Pink Floyd opens up Pandora’s box in royalty dispute

Another reason why Pandora is not radio: Opinion from Peter Saxon

Pandora, the world’s biggest online music server, is raking in the big bucks, $US125 million just last quarter. But before it makes a cent in profit it must pay out a crippling 50% of its earnings to the record companies and the musicians that provide the music that drives the revenue.

Having so far failed to convince legislators to intervene and cut those royalties to something akin to what radio pays, it is now lobbying individual artists to sign directly with them and agree to lower rates.

Now the founding fathers of legendary rock band Pink Floyd: Roger Waters, David Gilmour, and Nick Mason, who presumably don’t need the money (and have yet to make a Coles ad), have come out with a remarkable open letter imploring their fellow artists not to sign with Pandora, calling the offer a ripoff.

In the full letter published in USA Today the band said, Nearly 90% of the artists who get a check for digital play receive less than $5,000 a year. They cannot afford the 85% pay cut Pandora asked Congress to impose on the music community.”

It’s not that traditional radio completely escapes Pink Floyd’s ire. They state: “Artists would gladly work with Pandora to end AM/FM’s radio exemption from paying any musician royalties – a loophole that hurts artists and digital radio alike.”

Even in Australia where radio does pay musicians royalties for airplay, the rate is miniscule compared to the staggering 50% of revenue forked out by Pandora.

So why is it that Pink Floyd and many other artists are so incensed by Pandora and want even more than the 50% that they’re providing yet would be happy with much less from radio?

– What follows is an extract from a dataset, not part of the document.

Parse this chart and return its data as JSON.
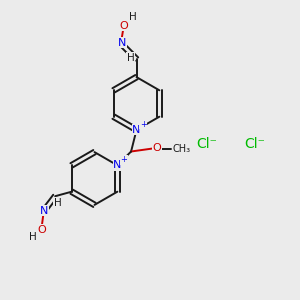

Firstly, let’s call a spade a spade and call a “cloud based music server” anything you like, but don’t call it radio, because it ain’t.

As I have argued on several previous occasions until these music servers start hiring on air talent and compete with news, traffic and local content they are merely a technological improvement on an iPod.

That’s not to say that they don’t represent a clear and present danger for radio. They do, chiefly because no one can buy advertising on my iPod, but they can buy ads on Pandora.

The Pink Floyd letter highlights another huge difference between radio and cloud based music servers. Writing in the Financial Review in March 2012, “Can cloud save the music industry?” Lachlan Colquhoun argues, “Listeners who want to tailor their listening to their own tastes may find the streaming offerings from the online providers more attractive than traditional commercial radio, with its advertising and play-lists dictated by music programmers.”

Here’s the difference. Through those formats and playlists Radio sells records. Pandora, and the like, don’t.

They give you access to more songs than you could ever buy at a fraction of their value – as Pink Floyd argues, about 15% of their value. Why would you ever buy an album again?

Far from The Cloud being the saviour of the music industry, it could be it’s killer.